Ok just been fiddling around with PDF's and copying to Word, select the text you want to copy from the PDF document, by highlighting it, then pressing on Ctrl + C

Then put the curser on the word document where you want to paste the text and press on Ctrl +V

I did it here, from PDF to Word and it worked, with same formatting that was in the PDF document, hope it does for you, and if not let us know


----------



## Aqua_Dragon (Aug 12, 2009)

Although it seems that it works with some PDF's, a couple, such as this one (Where that excerpt came from), leave the copy paste broken apart as in the original post.


----------



## ozziebeanie (Jun 24, 2009)

Just looked it up, as i dont know why it worked with some and not others but the last bit of this artical might be the reason
http://www.pdfzone.com/c/a/Tips/Copying-and-Pasting-PDF-Content-into-a-New-File/


----------



## Aqua_Dragon (Aug 12, 2009)

I don't think so. When it says that a security measure is put to stop copy pasting, it means in its entirety. As in, you can't even highlight anything. I know this because I've seen other PDF's with words that could not be highlighted at all, and these usually were scholarly articles on databases (A couple of them could actually be highlighted, but only a few).

Inside of Open Office (for my Mac), I managed to find a macro that quickly solved the problem by putting everything together and back to normal. This is why I am trying to see if there is something similar with Word.


----------



## ozziebeanie (Jun 24, 2009)

http://articles.techrepublic.com.com/5100-10878_11-1043909.html

http://office.microsoft.com/en-au/help/HA010429611033.aspx

http://pubs.logicalexpressions.com/pub0009/LPMArticle.asp?ID=128

have to disapear for a while but these links i think cover what you want to do. BBl


----------



## DaveA (Nov 16, 1999)

Aqua_Dragon said:


> Although it seems that it works with some PDF's, a couple, such as this one (Where that excerpt came from), leave the copy paste broken apart as in the original post.


With this PDF file, each line is a separate "Paragraph" so you will get the missed up formatting. If you were to "Turn on" the non-printable character in Word you will see what I mean. This is controlled by the author when the pdf file is made.
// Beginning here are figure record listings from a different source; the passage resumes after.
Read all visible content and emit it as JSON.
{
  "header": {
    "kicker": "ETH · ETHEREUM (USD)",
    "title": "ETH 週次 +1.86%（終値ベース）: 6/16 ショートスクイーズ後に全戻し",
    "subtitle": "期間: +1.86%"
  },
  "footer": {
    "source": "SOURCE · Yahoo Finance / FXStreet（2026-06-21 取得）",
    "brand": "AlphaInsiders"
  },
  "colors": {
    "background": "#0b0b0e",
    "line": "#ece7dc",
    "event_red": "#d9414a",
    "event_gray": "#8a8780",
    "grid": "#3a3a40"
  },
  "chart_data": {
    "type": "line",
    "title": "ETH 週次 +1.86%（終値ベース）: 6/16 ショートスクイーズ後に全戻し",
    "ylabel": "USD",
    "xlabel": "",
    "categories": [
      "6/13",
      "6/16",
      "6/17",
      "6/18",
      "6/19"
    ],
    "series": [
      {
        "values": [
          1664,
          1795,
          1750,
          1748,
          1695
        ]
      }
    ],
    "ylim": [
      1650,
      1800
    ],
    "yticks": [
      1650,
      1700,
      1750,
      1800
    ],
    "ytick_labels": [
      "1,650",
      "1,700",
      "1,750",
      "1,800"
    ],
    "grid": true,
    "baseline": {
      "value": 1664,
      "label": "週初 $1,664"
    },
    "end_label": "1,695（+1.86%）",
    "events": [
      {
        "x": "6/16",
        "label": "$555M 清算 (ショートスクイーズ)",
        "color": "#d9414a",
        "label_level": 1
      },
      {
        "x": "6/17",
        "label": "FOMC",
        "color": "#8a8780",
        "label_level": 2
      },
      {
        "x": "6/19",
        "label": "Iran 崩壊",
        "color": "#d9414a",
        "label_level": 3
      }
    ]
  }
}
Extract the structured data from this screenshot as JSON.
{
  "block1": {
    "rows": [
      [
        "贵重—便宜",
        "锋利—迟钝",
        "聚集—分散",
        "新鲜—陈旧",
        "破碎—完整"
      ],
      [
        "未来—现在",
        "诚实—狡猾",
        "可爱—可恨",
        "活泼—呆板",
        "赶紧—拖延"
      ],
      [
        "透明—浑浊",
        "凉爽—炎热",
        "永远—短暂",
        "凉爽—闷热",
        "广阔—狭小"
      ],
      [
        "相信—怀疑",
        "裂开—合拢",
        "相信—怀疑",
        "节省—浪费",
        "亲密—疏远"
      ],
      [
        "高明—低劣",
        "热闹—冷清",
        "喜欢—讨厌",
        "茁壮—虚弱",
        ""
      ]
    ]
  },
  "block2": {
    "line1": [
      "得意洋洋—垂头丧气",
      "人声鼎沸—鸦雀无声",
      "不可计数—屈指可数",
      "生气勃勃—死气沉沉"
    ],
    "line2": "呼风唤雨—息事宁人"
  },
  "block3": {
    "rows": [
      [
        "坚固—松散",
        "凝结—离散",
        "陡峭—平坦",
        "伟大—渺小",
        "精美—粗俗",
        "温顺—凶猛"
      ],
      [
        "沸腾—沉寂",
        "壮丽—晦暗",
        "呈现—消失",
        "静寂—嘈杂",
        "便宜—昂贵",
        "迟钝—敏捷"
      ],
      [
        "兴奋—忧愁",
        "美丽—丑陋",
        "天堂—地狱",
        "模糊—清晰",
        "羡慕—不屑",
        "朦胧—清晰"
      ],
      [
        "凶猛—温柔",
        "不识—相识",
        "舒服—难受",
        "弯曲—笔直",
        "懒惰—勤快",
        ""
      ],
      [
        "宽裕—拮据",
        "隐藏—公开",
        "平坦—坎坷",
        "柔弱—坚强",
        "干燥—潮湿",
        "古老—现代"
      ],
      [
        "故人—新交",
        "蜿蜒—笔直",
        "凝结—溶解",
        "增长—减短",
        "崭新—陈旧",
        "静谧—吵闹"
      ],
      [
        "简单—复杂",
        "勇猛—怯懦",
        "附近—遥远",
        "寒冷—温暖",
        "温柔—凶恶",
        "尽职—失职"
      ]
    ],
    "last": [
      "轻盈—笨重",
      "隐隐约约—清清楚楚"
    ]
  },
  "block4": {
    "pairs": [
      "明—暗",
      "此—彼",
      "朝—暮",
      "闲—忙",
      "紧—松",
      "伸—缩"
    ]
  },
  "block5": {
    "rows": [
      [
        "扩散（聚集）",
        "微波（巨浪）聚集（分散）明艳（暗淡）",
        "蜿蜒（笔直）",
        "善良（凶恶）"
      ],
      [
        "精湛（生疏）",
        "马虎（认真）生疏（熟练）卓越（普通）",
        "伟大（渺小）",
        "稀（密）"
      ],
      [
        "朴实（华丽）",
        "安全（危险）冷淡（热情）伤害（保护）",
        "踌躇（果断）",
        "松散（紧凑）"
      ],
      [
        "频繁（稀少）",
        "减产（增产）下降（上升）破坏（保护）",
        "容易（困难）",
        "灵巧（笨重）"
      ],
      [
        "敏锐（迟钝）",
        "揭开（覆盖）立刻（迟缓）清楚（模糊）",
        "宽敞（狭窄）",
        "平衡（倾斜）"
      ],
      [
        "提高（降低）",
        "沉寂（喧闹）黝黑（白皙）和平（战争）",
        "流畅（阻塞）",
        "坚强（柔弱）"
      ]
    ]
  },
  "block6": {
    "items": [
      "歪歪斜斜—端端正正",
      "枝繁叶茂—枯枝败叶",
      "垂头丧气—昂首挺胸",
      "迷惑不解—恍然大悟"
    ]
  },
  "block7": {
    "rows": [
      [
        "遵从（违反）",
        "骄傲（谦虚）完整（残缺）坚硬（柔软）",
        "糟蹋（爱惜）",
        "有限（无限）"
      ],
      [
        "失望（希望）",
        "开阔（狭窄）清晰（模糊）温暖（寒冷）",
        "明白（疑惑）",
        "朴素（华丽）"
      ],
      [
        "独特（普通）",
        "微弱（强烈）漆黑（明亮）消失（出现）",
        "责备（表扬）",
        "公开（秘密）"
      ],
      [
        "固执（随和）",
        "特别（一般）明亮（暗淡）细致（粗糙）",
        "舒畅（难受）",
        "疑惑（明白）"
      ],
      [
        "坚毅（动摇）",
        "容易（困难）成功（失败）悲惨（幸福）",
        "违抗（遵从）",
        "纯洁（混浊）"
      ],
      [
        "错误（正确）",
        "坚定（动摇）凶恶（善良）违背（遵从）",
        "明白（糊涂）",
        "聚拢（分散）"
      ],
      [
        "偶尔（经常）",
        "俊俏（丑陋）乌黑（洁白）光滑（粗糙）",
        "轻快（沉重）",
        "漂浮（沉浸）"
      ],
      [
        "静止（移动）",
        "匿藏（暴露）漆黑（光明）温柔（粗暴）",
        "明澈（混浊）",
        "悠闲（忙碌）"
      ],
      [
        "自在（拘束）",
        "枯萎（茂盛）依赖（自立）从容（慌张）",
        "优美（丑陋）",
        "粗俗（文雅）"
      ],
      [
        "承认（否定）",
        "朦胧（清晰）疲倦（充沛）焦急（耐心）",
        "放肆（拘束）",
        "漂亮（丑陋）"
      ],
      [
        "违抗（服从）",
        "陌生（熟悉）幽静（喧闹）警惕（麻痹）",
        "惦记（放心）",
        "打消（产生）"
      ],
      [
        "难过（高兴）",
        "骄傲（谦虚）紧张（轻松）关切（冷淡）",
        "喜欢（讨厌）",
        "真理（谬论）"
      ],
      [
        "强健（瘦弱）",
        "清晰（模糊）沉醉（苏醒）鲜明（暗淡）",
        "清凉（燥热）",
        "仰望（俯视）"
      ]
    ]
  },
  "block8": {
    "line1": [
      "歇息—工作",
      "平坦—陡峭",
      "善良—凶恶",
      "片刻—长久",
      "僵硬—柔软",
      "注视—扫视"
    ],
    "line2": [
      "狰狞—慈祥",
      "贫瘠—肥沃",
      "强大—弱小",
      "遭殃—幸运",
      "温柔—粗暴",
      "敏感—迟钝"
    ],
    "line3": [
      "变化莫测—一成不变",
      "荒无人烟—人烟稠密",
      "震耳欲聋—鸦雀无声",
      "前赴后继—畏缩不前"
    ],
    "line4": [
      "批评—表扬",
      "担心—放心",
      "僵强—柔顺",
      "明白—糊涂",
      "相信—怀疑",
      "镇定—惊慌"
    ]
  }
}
I have found that if one has the no-printable characters on will save a lot of trouble shooting questions.


----------



## Aqua_Dragon (Aug 12, 2009)

@Ozzie
I don't think that will work too well since what Dave said is true. So long as those paragraphs remain part of formatting, creating a macro that is just a shortcut of the paste special won't really do anything.

@Dave
That's interesting. It explains why it persists to stay in that manner even with no-format pasting. But it doesn't answer the question - how can I get around this without having to manually erase each one every single time? A macro that would remove the paragraphs, or some other tool that I might not know about.


----------



## DaveA (Nov 16, 1999)

Yes, there are tricks you can do using the "Replace" function of Word, but you need to be very careful about the "Double" paragraph markers at the end of the true paragraph.


----------



## Aqua_Dragon (Aug 12, 2009)

Mind explaining what these tricks are? It doesn't seem like I can just copy and paste the paragraph icon into the replace dialog boxes.


----------



## DaveA (Nov 16, 1999)

Once you have the data pasted in, you need to change the double paragraph markers to to something different, I will use "ZZ" as i very seldom have 2 z's in a row. Then you can change the single paragraph marker to a space and then the "ZZ"s back to double markers.

You do this using the "Find and replace" function of word.


----------



## Aqua_Dragon (Aug 12, 2009)

Perfecto. Thank you very Dave for helping me find my answer, and you too Ozzie for helping out a bunch.


----------